On Python 3.8.10 (on an x86-64 machine, Ubuntu 20.04), I tried using dis.dis()
to look at the bytecode disassembly of some minimal example:
import random
def foo(a, b, c, d, e, f, g):
return a+b+c+d+e+f+g
a = random.randint(0, 10)
b = random.randint(0, 10)
c = random.randint(0, 10)
d = random.randint(0, 10)
e = random.randint(0, 10)
f = random.randint(0, 10)
g = random.randint(0, 10)
foo(a, b, c, d, e, f, g)
(using random just to make sure there aren't any optimisation shenanigans).

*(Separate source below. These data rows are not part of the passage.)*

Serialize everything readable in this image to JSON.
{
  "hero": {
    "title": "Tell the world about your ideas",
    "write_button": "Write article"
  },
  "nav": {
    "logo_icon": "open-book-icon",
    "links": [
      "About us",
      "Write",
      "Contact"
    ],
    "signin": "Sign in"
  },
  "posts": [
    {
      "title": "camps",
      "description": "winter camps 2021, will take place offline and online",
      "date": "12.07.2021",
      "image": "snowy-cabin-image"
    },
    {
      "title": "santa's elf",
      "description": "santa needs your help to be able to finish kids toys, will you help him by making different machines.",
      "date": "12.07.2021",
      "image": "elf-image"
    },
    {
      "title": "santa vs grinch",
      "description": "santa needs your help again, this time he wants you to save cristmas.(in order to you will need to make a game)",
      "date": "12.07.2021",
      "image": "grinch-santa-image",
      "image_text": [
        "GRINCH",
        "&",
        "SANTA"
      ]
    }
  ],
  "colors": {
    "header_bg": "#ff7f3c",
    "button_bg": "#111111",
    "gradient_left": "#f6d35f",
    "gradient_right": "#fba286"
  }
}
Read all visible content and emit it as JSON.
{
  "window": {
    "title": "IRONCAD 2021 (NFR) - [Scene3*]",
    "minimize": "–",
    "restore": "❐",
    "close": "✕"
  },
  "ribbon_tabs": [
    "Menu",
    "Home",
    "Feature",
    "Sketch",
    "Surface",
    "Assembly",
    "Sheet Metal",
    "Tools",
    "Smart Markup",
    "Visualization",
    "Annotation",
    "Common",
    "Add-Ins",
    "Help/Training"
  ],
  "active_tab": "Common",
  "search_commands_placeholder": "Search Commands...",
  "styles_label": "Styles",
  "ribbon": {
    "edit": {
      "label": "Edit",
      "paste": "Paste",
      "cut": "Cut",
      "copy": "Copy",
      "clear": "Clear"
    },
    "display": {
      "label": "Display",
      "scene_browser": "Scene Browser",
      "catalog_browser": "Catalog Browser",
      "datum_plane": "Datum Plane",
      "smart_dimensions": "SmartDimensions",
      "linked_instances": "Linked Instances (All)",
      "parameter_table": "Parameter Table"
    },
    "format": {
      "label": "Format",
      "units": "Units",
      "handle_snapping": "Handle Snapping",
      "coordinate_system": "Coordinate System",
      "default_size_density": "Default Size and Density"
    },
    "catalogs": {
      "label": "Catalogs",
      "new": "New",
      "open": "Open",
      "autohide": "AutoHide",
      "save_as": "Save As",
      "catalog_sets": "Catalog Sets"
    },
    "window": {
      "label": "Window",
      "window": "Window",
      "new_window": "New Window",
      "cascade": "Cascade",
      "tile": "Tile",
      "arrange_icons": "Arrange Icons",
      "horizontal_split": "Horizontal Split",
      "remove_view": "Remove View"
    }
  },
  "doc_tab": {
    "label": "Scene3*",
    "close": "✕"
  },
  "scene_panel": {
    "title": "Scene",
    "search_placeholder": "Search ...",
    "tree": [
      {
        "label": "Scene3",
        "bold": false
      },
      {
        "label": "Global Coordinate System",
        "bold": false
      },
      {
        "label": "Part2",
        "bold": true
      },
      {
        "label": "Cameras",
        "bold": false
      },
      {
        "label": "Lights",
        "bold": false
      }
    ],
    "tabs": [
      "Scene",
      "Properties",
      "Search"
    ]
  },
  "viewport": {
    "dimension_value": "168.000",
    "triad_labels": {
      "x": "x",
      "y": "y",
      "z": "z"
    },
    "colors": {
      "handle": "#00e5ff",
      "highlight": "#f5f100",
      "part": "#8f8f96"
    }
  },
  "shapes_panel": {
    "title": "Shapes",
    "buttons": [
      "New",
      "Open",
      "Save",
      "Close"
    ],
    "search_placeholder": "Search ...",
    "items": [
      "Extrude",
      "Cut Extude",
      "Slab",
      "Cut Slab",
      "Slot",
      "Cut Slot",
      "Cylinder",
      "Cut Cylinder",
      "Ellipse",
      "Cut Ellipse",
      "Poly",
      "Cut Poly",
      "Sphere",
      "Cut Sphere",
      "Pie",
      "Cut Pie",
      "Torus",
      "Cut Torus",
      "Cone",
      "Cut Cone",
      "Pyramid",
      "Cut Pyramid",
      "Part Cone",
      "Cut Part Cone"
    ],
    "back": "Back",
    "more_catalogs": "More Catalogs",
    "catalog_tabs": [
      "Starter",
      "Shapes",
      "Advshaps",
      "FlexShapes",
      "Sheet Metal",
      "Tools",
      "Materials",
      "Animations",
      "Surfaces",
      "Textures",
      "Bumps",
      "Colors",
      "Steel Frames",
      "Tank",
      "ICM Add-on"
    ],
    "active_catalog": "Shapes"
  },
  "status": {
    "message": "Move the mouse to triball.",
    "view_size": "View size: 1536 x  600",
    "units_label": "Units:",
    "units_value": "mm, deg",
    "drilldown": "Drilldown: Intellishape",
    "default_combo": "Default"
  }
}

This resulted in this bytecode for the last line of the code (trimmed for brevity):
...
12 100 LOAD_NAME 1 (foo)
102 LOAD_NAME 3 (a)
104 LOAD_NAME 4 (b)
106 LOAD_NAME 5 (c)
108 LOAD_NAME 6 (d)
110 LOAD_NAME 7 (e)
112 LOAD_NAME 8 (f)
114 LOAD_NAME 9 (g)
116 CALL_FUNCTION 7
118 POP_TOP
120 LOAD_CONST 1 (None)
122 RETURN_VALUE
...
However I'm not familiar with the bytecode, specifically LOAD_NAME, if there is any internal logic to separate loading into registers from loading onto the stack.
No.
Not even close.
Not really
Python code level is a high abstraction and very, very dettached from the actual underlying architecture.
Arguments for function calls will be collected, each in a couple Python bytecode instructions - and each bytecode will execute at least tens, but typically hundreds of lines of code-equivalent c-level instructions.
Moreover, most calls will even build a temporary tuple object which will be de-structured again (though there are likely optimizations in place to avoid that in pure python-to-python calls nowadays).
That said, even when coding C that level of parent optimization is nonsense: a shallow stack would likely use l1 CPU cache and make no difference to full in-register parameters on a modern, desktop/notebook class CPU.